リキッド・ドラムンベース
2000年代初頭にFabio、High Contrast、Logisticsらが確立した、ソウル/ジャズ/ファンクのサンプルとメロディアスなリードを乗せるドラムンベースの一派。
どんな音か
生まれた背景
2000年代初頭、UK の High Contrast、Logistics などが確立。ドラムンベースが『踊るための音』から『聴くための音』へと進化。ジャズ・ファンにも愛好される現象は、『黒人音楽の系譜』を示唆。
聴きどころ
ドラムの複雑さを追いながらも、上に乗る『メロディ』に心を委ねること。サンプルされたボーカルやサックスが、どこから来たのか想像する。ベースラインの『歩み方』。全体的に『高速』と『情感』の融合。
発展
Pendulum、Wilkinson、Sub Focusらメインストリーム接続のラインや、High Contrast、Logistics、Lenzmanら職人ラインに分化した。
音楽的特徴
楽器サンプラー、シンセ、ドラムマシン、ピアノ・サンプル
リズム170-176BPM、Amen系ブレイク、メロディアスなコード進行
代表アーティスト
- High Contrast
- Logistics
- Lenzman
代表曲
- Return of Forever — High Contrast (2002)
- Together — Logistics (2008)
If We Ever — Logistics (2006)- Aphrodite — Lenzman (2010)

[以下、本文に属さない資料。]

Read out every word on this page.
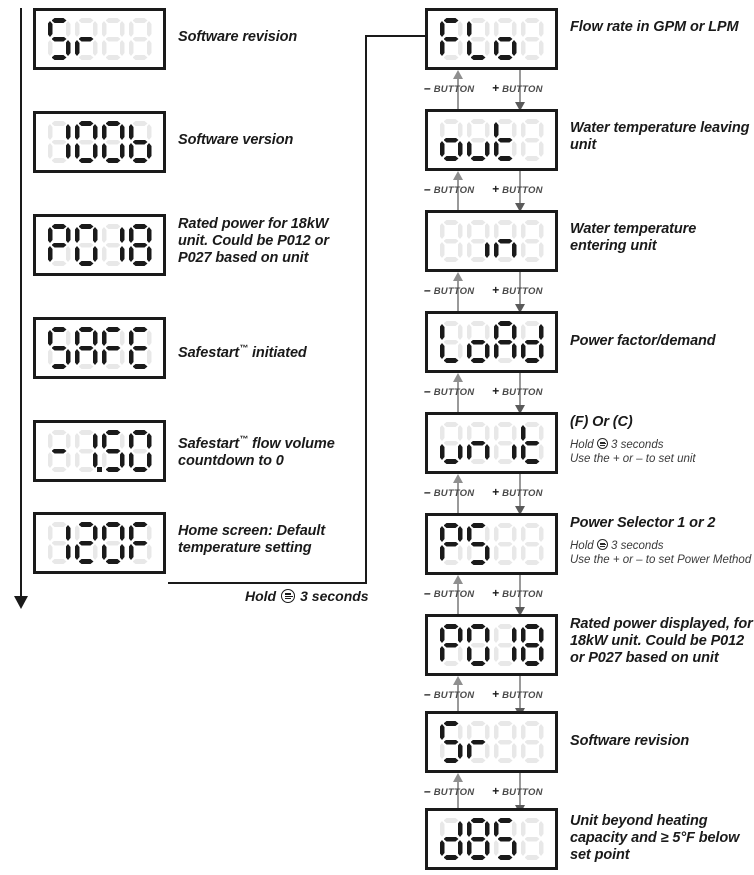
Software revision
Software version
Rated power for 18kW unit. Could be P012 or P027 based on unit
Safestart™ initiated
Safestart™ flow volume countdown to 0
Home screen: Default temperature setting
Hold 3 seconds
Flow rate in GPM or LPM
– BUTTON + BUTTON
Water temperature leaving unit
– BUTTON + BUTTON
Water temperature entering unit
– BUTTON + BUTTON
Power factor/demand
– BUTTON + BUTTON
(F) Or (C)
Hold
3 seconds
Use the + or – to set unit
– BUTTON + BUTTON
Power Selector 1 or 2
Hold
3 seconds
Use the + or – to set Power Method
– BUTTON + BUTTON
Rated power displayed, for 18kW unit. Could be P012 or P027 based on unit
– BUTTON + BUTTON
Software revision
– BUTTON + BUTTON
Unit beyond heating capacity and ≥ 5°F below set point
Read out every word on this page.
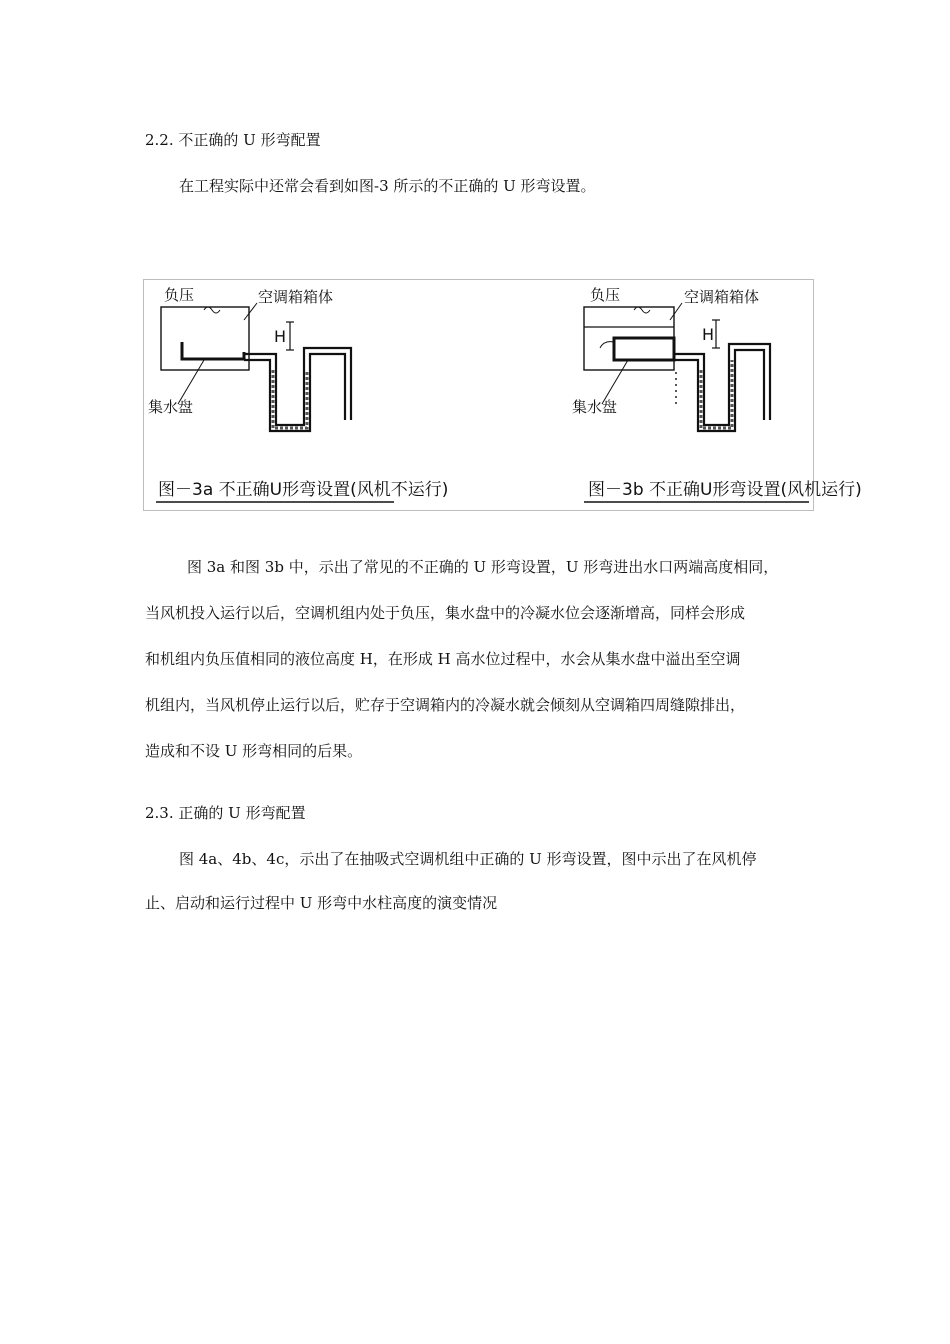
2.2. 不正确的 U 形弯配置
在工程实际中还常会看到如图-3 所示的不正确的 U 形弯设置。
H
负压	空调箱箱体
集水盘
图－3a 不正确U形弯设置(风机不运行)
H
负压	空调箱箱体
集水盘
图－3b 不正确U形弯设置(风机运行)
图 3a 和图 3b 中，示出了常见的不正确的 U 形弯设置，U 形弯进出水口两端高度相同，
当风机投入运行以后，空调机组内处于负压，集水盘中的冷凝水位会逐渐增高，同样会形成
和机组内负压值相同的液位高度 H，在形成 H 高水位过程中，水会从集水盘中溢出至空调
机组内，当风机停止运行以后，贮存于空调箱内的冷凝水就会倾刻从空调箱四周缝隙排出，
造成和不设 U 形弯相同的后果。
2.3. 正确的 U 形弯配置
图 4a、4b、4c，示出了在抽吸式空调机组中正确的 U 形弯设置，图中示出了在风机停
止、启动和运行过程中 U 形弯中水柱高度的演变情况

Find Me — High Contrast (2010)
The Wrekonize — Lenzman (2014)
日本との関係
日本でも リキッド・ドラムンベース は相応の愛好者がいる。特に、ジャズ・ファンや、電子音楽実験者の間で。ただし、一般ポップスとの接点は薄い。クラブ・カルチャーの文脈での認知。
初めて聴くなら
High Contrast『Return of Forever』で基本を。Logistics『If We Ever』で、より静かなアプローチ。Lenzman『The Wrekonize』で、別の角度。
豆知識
リキッド・ドラムンベース は『ドラムンベースの内部進化』を象徴。元々は『速くて激しい』ジャンルから、『速いけど美しい』への転換。音楽ジャンルの『分化』を示す好例。